Unless you do deep packet inspection, people may get clued in to your "mundane destination / port filtering" setup and start using other protocols like bittorrent on that port.
I actually saw this back when I ran an open network, in trying to prioritize bittorrent below ssh and interactive traffic. Some remote seeders will operate on port 22 or 443 because that's the only way they can reach the outside world. If an "Open Wireless Movement" using a standard VPN setup took hold, a similar thing might happen with that port.
Of course, without DNS only the savviest users would initially be able to exploit mundane destination port filtering, but it's only a matter of time before one of these users puts together a tool for the masses. So I still wonder about the plausible deniability of such a setup.

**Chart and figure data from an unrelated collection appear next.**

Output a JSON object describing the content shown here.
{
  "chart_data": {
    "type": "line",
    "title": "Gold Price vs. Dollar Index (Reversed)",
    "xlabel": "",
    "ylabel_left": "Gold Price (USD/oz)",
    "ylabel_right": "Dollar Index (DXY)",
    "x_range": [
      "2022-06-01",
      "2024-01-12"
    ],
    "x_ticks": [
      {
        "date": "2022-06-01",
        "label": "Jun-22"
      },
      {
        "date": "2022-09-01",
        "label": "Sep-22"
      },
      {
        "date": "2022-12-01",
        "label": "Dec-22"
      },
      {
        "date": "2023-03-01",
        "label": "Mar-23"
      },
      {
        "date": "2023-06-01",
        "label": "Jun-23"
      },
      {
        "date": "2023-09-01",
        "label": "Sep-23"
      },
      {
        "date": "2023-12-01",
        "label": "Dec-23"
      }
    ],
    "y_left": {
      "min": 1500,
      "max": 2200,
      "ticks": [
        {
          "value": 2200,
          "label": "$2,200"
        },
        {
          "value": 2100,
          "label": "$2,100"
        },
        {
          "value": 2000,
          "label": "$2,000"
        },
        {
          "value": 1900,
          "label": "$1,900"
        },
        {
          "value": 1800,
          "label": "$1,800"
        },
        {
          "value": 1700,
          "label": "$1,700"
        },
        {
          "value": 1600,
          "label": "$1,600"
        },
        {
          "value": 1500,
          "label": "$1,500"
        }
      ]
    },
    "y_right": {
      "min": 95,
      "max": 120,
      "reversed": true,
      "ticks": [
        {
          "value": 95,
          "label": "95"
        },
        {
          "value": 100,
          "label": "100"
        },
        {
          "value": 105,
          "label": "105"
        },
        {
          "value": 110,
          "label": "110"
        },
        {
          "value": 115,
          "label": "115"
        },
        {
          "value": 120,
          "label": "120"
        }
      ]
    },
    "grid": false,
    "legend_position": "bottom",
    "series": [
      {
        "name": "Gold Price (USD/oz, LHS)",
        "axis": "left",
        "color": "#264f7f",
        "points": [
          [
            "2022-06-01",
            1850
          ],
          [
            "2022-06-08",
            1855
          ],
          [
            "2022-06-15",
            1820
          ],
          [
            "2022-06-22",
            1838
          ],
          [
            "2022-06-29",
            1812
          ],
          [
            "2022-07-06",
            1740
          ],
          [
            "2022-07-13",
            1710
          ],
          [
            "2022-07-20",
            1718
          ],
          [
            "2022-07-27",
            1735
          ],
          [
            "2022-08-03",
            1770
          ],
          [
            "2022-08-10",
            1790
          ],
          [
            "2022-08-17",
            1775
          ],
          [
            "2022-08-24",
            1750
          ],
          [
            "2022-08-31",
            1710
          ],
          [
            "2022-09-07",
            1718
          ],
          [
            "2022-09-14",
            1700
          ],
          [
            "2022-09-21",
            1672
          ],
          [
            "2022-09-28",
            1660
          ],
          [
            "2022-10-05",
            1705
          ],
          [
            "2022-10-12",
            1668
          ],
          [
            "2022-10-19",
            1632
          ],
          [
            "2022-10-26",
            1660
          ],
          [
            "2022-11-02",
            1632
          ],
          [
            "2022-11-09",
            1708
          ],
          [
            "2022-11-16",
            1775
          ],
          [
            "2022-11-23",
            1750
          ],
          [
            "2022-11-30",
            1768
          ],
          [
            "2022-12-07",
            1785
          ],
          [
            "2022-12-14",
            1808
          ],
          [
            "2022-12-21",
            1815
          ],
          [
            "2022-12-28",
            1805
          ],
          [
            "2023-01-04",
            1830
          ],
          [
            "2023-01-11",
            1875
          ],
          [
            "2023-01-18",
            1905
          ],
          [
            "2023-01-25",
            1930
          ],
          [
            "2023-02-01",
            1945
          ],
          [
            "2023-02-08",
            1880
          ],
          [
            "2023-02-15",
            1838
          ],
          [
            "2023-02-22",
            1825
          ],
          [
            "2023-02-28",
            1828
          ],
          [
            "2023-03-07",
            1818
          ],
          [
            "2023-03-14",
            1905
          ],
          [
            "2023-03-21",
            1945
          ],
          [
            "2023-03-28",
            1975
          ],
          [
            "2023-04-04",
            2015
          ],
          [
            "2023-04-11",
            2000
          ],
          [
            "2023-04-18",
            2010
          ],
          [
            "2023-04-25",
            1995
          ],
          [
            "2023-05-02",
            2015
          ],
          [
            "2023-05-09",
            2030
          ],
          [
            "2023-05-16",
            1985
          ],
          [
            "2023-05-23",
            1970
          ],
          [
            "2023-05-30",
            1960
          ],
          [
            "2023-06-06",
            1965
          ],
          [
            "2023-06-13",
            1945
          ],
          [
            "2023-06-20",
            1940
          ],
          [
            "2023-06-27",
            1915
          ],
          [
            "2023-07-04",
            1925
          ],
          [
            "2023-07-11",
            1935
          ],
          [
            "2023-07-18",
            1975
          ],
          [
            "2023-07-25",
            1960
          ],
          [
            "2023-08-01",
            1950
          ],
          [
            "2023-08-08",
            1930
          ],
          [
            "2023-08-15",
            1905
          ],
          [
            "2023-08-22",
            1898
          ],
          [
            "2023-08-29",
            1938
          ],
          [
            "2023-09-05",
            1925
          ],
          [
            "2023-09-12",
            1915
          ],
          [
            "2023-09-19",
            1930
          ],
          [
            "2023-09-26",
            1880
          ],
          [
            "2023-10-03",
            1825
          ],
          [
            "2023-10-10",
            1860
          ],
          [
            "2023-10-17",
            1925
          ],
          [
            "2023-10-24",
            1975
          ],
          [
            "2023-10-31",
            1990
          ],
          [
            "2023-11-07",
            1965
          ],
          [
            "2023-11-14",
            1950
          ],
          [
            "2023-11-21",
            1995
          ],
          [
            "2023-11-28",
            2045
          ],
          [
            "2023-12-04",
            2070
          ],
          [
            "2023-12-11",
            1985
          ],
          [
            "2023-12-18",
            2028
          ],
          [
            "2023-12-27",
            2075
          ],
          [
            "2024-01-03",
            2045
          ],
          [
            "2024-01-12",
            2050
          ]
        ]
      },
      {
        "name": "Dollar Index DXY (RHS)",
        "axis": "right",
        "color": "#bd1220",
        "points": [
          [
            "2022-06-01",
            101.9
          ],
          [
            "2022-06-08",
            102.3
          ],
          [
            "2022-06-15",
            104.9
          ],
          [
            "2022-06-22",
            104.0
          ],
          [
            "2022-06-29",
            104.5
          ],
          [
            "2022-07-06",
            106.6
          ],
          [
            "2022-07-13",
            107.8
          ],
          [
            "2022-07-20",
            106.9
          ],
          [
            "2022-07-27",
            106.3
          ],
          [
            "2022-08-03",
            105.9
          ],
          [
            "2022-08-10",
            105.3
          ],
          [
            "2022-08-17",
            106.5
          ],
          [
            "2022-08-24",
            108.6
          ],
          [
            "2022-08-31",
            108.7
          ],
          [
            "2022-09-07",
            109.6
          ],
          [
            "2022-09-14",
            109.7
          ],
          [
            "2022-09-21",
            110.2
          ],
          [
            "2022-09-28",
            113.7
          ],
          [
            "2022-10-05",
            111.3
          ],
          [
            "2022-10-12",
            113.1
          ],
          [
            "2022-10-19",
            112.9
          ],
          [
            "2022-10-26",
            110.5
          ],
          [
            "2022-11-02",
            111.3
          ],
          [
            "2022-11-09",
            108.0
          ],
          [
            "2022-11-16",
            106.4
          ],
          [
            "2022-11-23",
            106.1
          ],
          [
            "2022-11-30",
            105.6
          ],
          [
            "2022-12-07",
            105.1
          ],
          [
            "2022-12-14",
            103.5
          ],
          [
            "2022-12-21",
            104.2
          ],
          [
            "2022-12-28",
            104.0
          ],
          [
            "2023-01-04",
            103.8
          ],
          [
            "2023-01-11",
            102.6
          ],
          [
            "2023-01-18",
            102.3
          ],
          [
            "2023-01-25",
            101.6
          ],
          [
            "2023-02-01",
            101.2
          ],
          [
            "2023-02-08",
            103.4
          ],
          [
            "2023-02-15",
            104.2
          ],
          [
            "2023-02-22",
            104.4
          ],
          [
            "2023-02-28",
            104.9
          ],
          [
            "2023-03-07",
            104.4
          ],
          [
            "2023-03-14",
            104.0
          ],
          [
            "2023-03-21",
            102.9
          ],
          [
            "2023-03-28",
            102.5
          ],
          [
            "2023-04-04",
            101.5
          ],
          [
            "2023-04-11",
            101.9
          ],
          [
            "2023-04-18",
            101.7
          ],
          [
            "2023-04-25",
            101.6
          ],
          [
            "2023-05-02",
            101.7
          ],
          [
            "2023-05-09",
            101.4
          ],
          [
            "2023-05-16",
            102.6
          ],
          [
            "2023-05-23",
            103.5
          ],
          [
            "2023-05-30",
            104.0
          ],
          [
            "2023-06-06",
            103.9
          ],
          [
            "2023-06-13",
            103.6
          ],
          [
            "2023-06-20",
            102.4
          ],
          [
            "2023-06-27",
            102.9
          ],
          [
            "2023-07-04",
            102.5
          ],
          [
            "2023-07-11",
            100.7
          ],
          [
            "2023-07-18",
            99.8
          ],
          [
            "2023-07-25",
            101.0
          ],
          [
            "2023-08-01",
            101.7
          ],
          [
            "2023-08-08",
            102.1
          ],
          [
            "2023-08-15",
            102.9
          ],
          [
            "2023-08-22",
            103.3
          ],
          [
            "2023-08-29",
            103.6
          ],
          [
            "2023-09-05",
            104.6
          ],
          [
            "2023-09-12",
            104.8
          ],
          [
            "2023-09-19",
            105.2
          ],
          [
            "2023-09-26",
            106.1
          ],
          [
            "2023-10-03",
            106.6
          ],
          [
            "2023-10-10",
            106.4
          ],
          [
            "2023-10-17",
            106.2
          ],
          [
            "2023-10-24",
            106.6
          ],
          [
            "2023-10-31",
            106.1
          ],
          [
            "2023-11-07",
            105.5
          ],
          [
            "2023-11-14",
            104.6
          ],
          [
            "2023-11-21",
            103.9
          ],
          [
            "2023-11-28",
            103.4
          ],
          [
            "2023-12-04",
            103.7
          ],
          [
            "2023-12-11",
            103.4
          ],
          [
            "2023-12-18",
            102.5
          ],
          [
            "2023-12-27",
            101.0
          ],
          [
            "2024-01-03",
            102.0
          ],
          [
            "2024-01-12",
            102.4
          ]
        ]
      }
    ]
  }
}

Couldn't you just limit each mac address to a single destination IP address? Put up a welcome page that explains what and why, maybe whitelist a few websites that help / provide software, and then lock them down to a single path beyond those.
I was primarily thinking of a whitelist of known VPN-only contact points, perhaps even a single public-interest VPN explicitly for this purpose. (Perhaps the EFF itself could run one.)
With that, you could only use other protocols with those limited destinations if they agree... which typically they wouldn't.
I actually saw this back when I ran an open network, in trying to prioritize bittorrent below ssh and interactive traffic. Some remote seeders will operate on port 22 or 443 because that's the only way they can reach the outside world. If an "Open Wireless Movement" using a standard VPN setup took hold, a similar thing might happen with that port.
Of course, without DNS only the savviest users would initially be able to exploit mundane destination port filtering, but it's only a matter of time before one of these users puts together a tool for the masses. So I still wonder about the plausible deniability of such a setup.